College Entrance Scandal Fallout Continues
MARK BRODIE: Fallout continues from yesterday's announcement that 50 people have been charged with bribery and other crimes in an effort to get students into some of the country's most prestigious colleges and universities. Two well-known actresses are accused of taking part in the scheme to win admission for their kids. Law enforcement says some parents spent more than $6 million to make sure their children got into the school they wanted. Hannah Fry has been covering this story. She's a reporter for The Los Angeles Times and she joins me. And Hannah a do we know yet how law enforcement originally found out all this was happening?
HANNAH FRY: Yes actually so law enforcement got a tip about it from a source that they were interviewing in another investigation in May 2018. So they've been working this case for about a year.
BRODIE: Is there a sense that it is more widespread than what they have told us about so far?
FRY: You know I definitely think there's a sense of that and this investigation is still ongoing. Federal authorities yesterday went to several prominent high schools in Southern California to seek records related to students whose parents were believed would have hired Mr. Singer.
BRODIE: Now let's talk about William Rick Singer who is this guy?
FRY: William Singer is actually he's a Newport Beach businessman and he created a nonprofit to kind of further this scheme. He was really the center of this whole scandal.
BRODIE: So we've heard a lot about some of the high profile people who are involved in this like actresses Felicity Huffman and Lori Loughlin. But in terms of the other people involved do we know anything about who they were or what their circumstances were?
FRY: Oh sure. Yeah. I mean there was a Douglas Hodge. He is a former CEO of a huge Newport Beach company, Pacific Investment Management Company or PIMCO. So he's very well known in the Southern California community. But you know this is really run the gamut. There's a lot of people that this has touched a woman that wrote a parenting book series. Her name is Jane Buckingham. She's alleged to have participated in this as well. What we do know what they all have in common is that they're all, you know, extremely well heeled and could afford to allegedly do this.
BRODIE: So does it seem as though these parents were all just concerned about where their kids would be able to go to college and maybe not being able to get into a school that they wanted to go to?
FRY: Yeah that seems like a common element. And you know I'm sure that that's a common element for most parents as their kids are entering school or trying to get into certain colleges. But according to authorities they took it to another level to guarantee their admission.
BRODIE: So has law enforcement talked about who would actually be prosecuted in these cases like are any of the kids do you think they knew about this and were complicit in any way?
FRY: Based on the documents that were filed in court, it looks like some of the children did know what was happening though how much they knew it's not really clear and some of them, you know, were kept in the dark purposefully.
BRODIE: Obviously this is still sort of early going in, all of this breaking, but do we know are these kids going to be allowed to stay in school if you know even though they got in maybe under false pretenses?
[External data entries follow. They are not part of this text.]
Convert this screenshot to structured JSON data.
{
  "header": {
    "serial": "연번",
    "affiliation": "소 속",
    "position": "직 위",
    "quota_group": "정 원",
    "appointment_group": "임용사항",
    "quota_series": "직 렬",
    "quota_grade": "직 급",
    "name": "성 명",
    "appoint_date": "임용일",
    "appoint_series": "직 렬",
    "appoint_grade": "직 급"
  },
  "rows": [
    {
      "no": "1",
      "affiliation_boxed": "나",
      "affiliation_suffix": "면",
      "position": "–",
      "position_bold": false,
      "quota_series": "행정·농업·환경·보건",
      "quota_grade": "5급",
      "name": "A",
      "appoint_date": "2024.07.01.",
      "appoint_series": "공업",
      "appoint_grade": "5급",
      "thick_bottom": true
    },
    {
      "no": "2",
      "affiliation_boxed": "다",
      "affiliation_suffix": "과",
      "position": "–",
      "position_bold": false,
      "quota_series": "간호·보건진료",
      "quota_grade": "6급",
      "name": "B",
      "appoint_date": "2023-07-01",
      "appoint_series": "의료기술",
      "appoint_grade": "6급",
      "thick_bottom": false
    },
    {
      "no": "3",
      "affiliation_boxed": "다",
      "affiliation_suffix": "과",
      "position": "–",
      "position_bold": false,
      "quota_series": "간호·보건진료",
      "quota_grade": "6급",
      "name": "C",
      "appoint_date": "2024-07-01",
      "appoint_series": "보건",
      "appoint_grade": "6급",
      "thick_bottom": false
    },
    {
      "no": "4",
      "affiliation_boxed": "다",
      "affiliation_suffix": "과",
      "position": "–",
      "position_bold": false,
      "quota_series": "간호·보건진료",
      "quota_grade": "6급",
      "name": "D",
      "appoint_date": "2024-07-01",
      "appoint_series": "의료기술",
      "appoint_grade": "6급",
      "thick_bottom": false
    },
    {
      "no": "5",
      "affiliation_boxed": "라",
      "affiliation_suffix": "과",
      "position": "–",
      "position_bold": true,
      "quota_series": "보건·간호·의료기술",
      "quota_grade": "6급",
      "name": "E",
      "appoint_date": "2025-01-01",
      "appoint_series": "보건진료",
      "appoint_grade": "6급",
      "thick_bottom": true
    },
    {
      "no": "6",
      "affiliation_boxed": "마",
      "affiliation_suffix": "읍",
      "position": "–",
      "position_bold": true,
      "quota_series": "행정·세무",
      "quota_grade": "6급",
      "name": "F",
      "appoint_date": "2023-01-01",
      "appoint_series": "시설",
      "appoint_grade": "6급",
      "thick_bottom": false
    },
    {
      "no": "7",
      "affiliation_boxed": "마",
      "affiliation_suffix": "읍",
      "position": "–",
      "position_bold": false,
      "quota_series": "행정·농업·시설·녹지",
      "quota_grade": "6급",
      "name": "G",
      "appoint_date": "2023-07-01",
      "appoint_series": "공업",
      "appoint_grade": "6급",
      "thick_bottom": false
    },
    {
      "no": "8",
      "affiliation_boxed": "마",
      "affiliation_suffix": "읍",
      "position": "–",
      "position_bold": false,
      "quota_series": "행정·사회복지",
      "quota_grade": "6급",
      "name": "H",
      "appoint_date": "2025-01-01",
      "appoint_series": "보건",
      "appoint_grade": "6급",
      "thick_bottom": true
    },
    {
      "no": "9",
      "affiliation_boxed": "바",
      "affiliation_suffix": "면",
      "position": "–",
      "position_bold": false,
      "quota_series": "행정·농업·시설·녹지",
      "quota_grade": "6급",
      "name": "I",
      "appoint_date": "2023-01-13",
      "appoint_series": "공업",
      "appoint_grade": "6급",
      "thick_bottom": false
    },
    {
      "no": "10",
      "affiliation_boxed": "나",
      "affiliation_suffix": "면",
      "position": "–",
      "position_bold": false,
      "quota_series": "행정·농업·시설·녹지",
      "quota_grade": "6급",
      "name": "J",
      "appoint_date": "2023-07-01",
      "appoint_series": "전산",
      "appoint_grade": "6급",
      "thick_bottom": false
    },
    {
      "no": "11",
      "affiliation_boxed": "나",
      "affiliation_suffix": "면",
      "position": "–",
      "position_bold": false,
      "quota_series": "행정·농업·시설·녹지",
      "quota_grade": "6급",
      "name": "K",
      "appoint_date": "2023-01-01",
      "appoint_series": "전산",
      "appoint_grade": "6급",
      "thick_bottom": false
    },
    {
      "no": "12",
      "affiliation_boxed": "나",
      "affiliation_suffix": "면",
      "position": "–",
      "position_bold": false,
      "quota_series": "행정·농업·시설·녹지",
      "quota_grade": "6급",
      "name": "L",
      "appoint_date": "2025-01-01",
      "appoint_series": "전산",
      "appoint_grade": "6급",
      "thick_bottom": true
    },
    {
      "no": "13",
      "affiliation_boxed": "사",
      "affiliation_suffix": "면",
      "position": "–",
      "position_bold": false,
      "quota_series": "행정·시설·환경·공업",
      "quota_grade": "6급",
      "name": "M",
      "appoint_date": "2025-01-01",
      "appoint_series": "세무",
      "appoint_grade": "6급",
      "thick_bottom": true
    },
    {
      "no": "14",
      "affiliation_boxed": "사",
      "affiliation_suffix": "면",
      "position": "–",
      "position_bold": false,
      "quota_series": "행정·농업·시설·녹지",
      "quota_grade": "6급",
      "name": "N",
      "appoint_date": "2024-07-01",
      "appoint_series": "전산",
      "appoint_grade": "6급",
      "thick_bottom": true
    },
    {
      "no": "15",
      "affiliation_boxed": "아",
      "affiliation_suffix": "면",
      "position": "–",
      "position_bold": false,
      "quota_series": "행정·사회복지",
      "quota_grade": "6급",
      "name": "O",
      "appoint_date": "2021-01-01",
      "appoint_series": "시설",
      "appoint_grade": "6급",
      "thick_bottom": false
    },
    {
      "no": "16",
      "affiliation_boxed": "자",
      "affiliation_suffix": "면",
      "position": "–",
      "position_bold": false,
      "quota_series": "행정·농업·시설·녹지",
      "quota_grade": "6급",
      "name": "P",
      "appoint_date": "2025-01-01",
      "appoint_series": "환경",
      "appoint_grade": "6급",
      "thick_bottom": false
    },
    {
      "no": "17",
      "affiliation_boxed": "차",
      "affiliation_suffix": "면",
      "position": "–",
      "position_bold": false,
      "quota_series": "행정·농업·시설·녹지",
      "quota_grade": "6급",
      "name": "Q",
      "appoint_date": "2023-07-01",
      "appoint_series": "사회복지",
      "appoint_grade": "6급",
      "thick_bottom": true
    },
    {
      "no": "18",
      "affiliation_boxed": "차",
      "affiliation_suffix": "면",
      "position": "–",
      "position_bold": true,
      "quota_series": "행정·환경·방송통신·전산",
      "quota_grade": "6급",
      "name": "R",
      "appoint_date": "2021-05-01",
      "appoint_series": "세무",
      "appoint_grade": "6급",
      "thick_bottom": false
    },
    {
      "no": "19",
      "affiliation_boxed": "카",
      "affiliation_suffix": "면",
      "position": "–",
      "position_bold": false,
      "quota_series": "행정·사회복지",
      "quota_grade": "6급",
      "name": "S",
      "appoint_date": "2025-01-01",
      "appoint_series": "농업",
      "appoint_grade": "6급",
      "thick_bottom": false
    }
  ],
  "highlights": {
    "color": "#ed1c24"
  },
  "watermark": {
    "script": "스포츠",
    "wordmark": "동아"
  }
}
FRY: You know that's something that hasn't come out yet. And I'm not really sure about that actually.
BRODIE: And one of the issues that seems to have gained a lot of traction online especially on social media was this idea of maybe some of these kids, who as you referenced come from some amount of money, taking potentially spots in universities from kids who don't come from families with money who maybe were more deserving of those spots. Has there been any discussion sort of in the broader community about that and maybe how schools can try to rectify that situation?
FRY: I think that's going to be a big element of what comes out of this. It has spurred a huge discussion among academia and among a nationwide just the community looking at how colleges can make sure that the process is fair.
BRODIE: Do we know if the schools themselves knew what was going on?
FRY: You know, that's something that's not clear and that's not something that federal officials have alleged at this point. But, based on the documents, it does appear that some members of the universities didn't know coaches athletic directors, etc.
BRODIE: So might just be a question of like how far up the food chain that kind of information went?
FRY: Exactly. And you know like I said authorities have said this investigation is still continuing. So I think that more will come out eventually.
BRODIE: All right. That's Hannah Frye a reporter for The L.A. Times. Hannah good to talk to you, thank you.
FRY: Great talking with you. Thanks so much.